Thursday, March 28, AD 2024 11:23am

Saint of the Day Quote: Blessed John Haile

Blessed John Haile was the fourth Catholic who was murdered by Henry VIII in the year 1535, Vicar of Isleworth, or Thistleworth as it was then called, he was the first priest of the secular clergy who suffered in the cause of the Catholic religion. A fellow-priest named Feron or Fern, of Teddington, who was a young man, was his principal confidant.
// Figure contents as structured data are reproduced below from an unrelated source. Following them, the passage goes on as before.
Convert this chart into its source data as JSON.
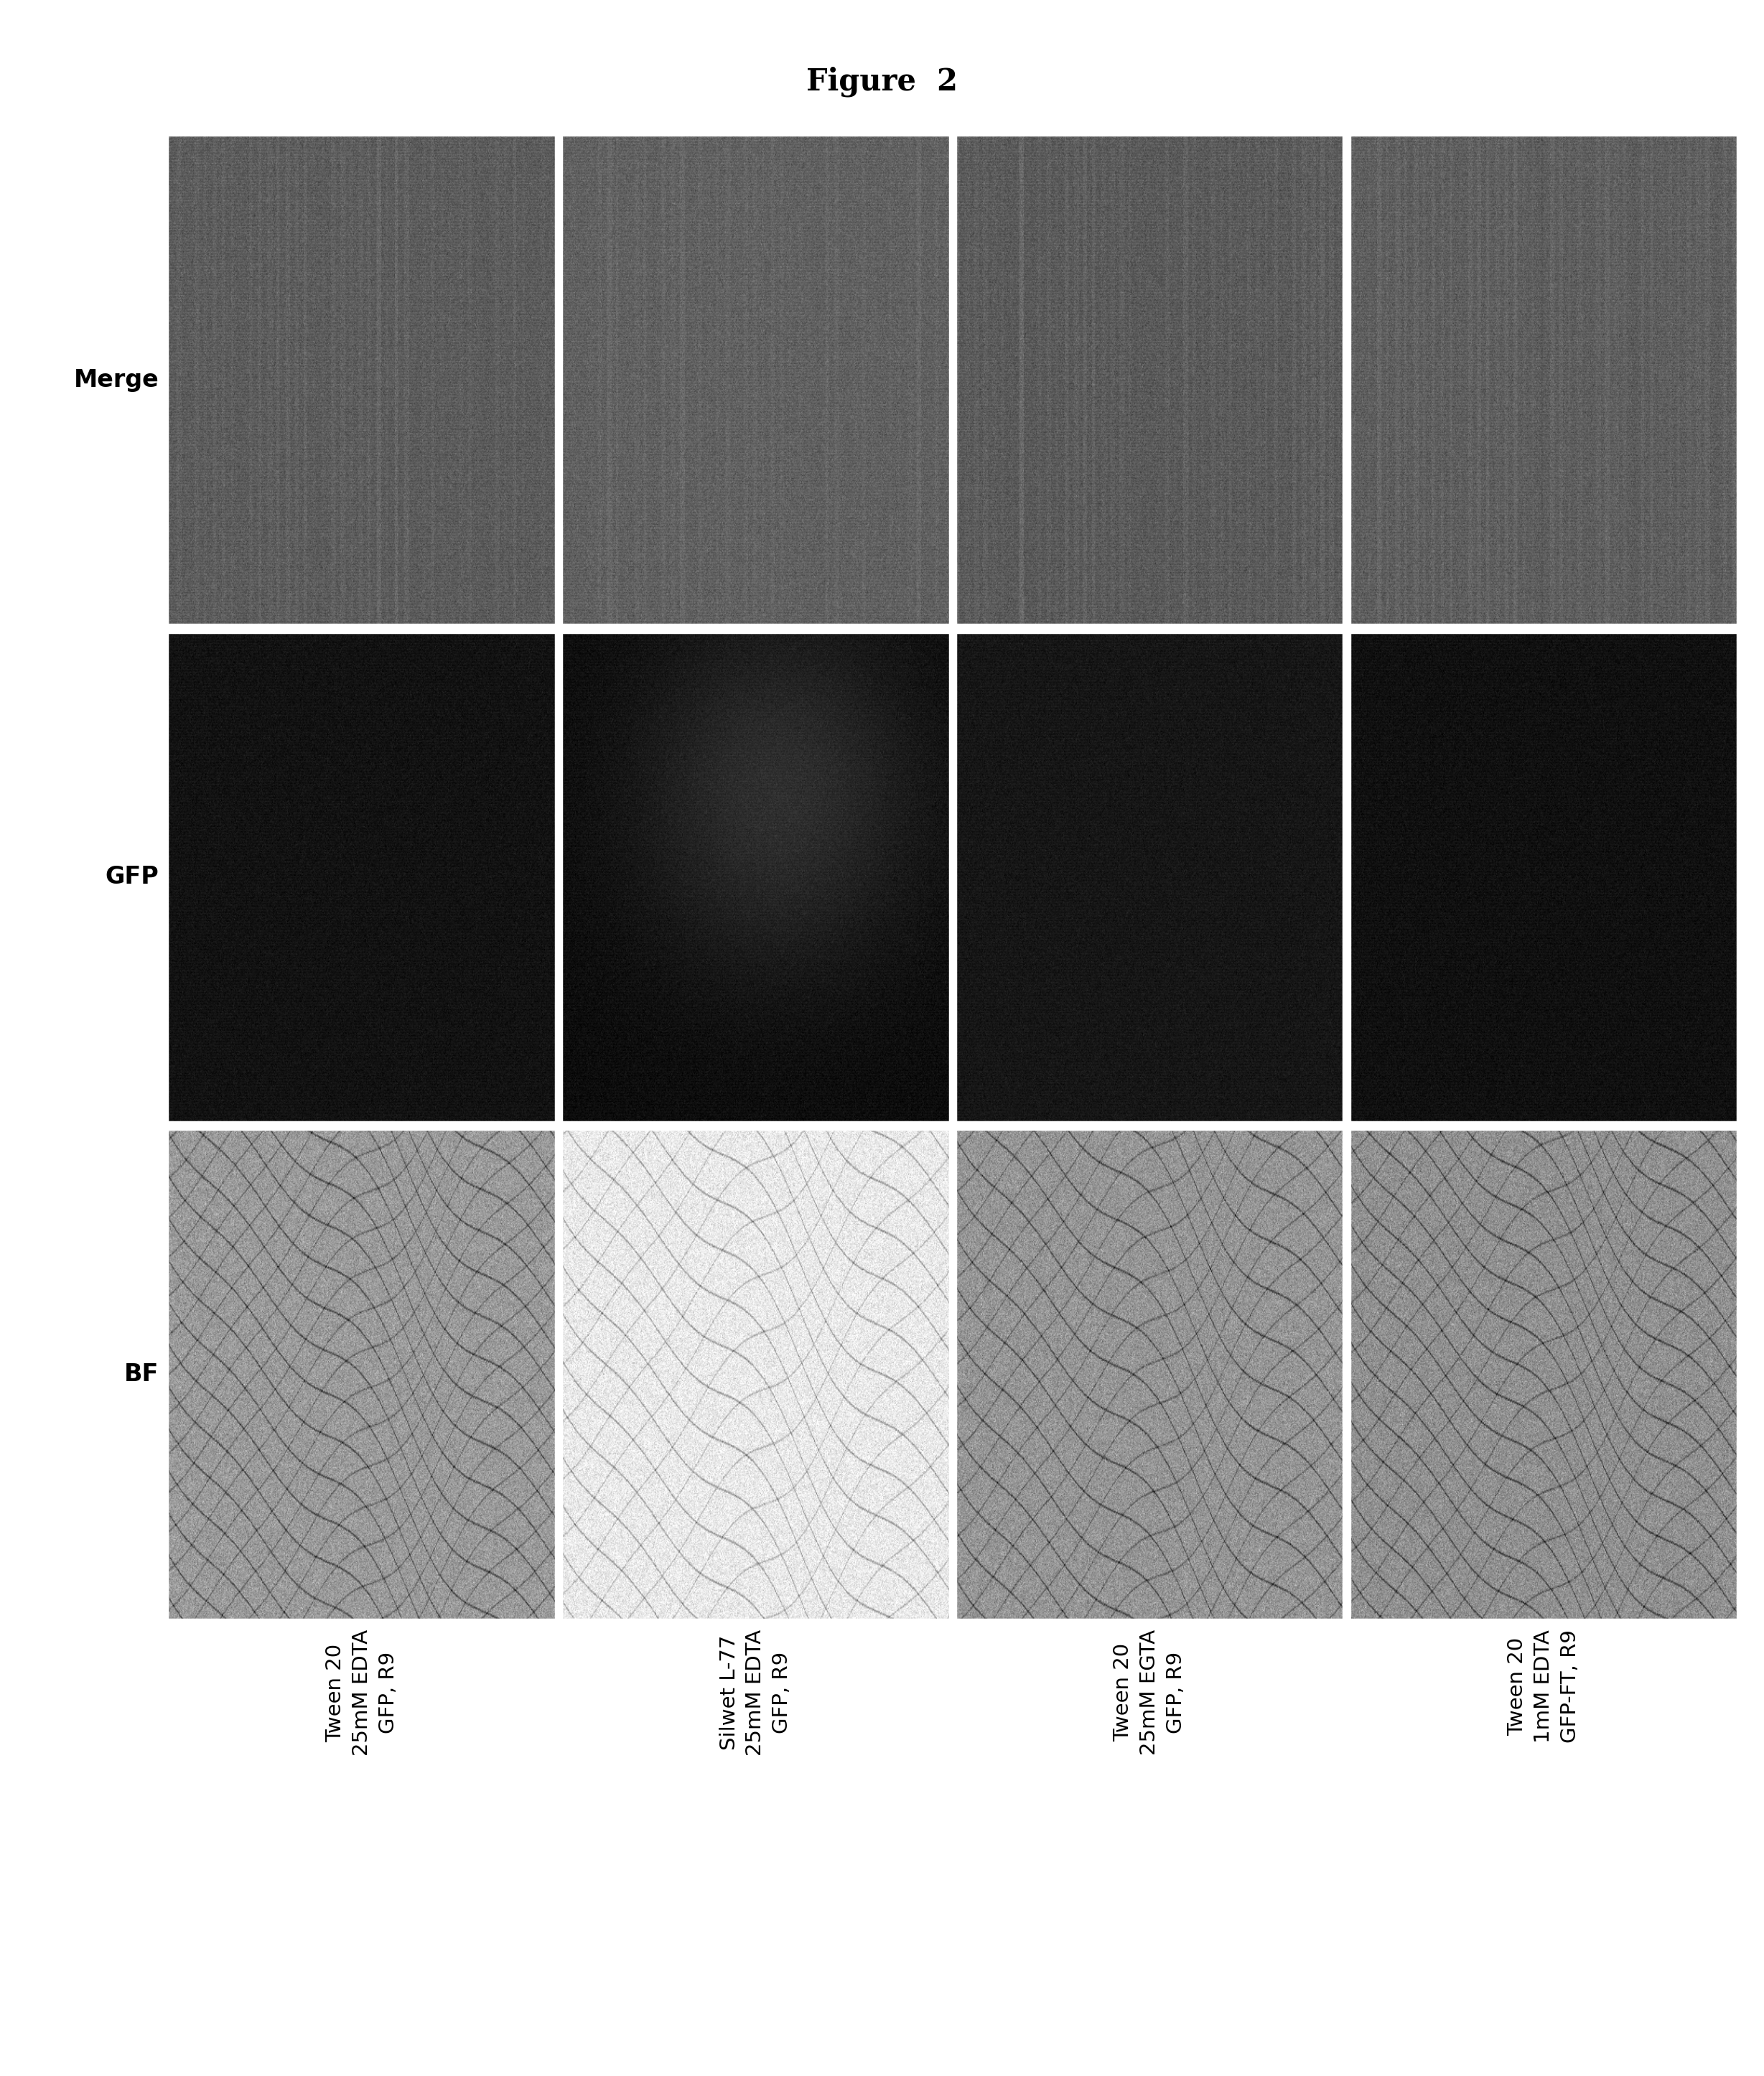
{
  "title": "Figure  2",
  "title_fontsize": 30,
  "row_labels": [
    "Merge",
    "GFP",
    "BF"
  ],
  "col_labels": [
    "Tween 20\n25mM EDTA\nGFP, R9",
    "Silwet L-77\n25mM EDTA\nGFP, R9",
    "Tween 20\n25mM EGTA\nGFP, R9",
    "Tween 20\n1mM EDTA\nGFP-FT, R9"
  ],
  "background_color": "#ffffff",
  "label_fontsize": 24,
  "col_label_fontsize": 21,
  "merge_base_gray": [
    90,
    95,
    88,
    92
  ],
  "merge_noise_amp": 25,
  "gfp_base_gray": [
    18,
    12,
    22,
    16
  ],
  "gfp_noise_amp": 12,
  "bf_base_gray": [
    155,
    200,
    150,
    145
  ],
  "bf_noise_amp": 30
}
Haile complained to him in bitter terms of the King’s cruelty in oppressing and spoiling the Church, declared that he was a heretic, compared him to the worst princes who had ever governed the country, and enlarged on the notorious vices of his private life, on his repudiation of Queen Catherine and his taking to himself ” a wife of fornication.”
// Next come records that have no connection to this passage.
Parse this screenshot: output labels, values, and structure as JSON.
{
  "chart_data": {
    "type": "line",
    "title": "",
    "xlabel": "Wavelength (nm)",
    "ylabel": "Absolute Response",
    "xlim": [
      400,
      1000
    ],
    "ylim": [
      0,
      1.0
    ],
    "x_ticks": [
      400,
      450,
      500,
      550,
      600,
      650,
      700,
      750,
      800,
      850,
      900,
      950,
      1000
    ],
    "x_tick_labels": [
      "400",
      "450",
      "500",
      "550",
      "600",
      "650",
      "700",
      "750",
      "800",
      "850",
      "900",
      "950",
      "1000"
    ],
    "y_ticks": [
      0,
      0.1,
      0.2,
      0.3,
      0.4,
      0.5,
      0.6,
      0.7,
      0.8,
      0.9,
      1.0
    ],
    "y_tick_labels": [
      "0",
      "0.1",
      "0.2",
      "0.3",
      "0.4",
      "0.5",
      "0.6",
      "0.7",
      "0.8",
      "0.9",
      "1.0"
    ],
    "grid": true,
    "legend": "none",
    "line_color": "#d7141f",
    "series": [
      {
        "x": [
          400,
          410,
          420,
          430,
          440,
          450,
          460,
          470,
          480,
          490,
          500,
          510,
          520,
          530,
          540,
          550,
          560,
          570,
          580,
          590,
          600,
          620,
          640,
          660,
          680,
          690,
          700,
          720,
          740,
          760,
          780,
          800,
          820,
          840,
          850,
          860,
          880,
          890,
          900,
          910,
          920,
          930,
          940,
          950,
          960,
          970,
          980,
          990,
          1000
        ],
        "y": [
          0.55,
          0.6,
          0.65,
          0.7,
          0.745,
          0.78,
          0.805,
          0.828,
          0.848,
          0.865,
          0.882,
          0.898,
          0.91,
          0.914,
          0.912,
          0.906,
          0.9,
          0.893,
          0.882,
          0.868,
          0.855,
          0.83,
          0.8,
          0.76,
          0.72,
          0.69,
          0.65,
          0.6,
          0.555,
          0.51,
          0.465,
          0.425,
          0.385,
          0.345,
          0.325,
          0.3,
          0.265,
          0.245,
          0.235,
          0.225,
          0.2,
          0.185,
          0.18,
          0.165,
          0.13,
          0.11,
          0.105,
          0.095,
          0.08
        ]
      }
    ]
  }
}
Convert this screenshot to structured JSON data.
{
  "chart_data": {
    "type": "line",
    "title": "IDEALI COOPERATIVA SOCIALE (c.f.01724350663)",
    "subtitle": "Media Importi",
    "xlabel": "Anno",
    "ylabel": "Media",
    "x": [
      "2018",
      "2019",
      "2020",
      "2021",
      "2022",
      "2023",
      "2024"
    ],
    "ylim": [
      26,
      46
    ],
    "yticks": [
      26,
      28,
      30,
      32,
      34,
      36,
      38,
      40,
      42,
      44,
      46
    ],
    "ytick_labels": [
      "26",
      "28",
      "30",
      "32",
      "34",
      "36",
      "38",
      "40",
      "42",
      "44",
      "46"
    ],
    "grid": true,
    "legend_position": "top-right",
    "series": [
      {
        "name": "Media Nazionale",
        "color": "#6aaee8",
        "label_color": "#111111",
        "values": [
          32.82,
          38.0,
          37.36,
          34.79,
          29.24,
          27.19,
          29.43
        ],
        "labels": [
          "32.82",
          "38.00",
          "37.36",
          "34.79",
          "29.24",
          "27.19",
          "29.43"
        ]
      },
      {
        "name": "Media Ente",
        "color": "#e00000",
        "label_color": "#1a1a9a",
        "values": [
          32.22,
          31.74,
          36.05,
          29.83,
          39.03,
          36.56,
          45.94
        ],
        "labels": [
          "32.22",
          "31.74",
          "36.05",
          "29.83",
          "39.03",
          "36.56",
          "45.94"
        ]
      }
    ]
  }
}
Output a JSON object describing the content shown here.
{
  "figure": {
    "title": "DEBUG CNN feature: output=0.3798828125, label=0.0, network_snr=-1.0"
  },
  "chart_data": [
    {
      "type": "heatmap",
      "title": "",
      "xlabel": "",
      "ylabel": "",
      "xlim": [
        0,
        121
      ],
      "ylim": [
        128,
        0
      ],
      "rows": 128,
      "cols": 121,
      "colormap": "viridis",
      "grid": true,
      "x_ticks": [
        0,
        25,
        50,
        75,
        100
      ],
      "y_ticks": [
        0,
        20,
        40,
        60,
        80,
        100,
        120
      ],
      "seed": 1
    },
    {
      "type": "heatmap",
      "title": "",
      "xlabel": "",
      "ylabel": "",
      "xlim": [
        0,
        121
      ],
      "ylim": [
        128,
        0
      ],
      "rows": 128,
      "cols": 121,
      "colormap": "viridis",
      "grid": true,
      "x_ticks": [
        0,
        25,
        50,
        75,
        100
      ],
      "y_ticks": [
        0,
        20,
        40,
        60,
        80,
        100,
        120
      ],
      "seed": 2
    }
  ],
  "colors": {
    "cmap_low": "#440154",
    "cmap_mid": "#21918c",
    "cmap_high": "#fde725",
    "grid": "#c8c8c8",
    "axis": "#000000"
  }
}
All this was expressed by Haile in the most vehement and unmeasured language, and was taken down by Feron on paper. This memorandum was the so-called “slanderous bill” on which the martyr was tried and condemned to death.
Sentence of high treason was pronounced on both Haile and Feron. The latter received a pardon, and perhaps the same would have been extended to Haile, had his submission been deemed satisfactory by the Council. A more glorious end was before him, and he had the supreme honour of being numbered as the fourth of that holy company of martyrs who suffered for the Catholic Faith at Tyburn on the 4th of May, 1535.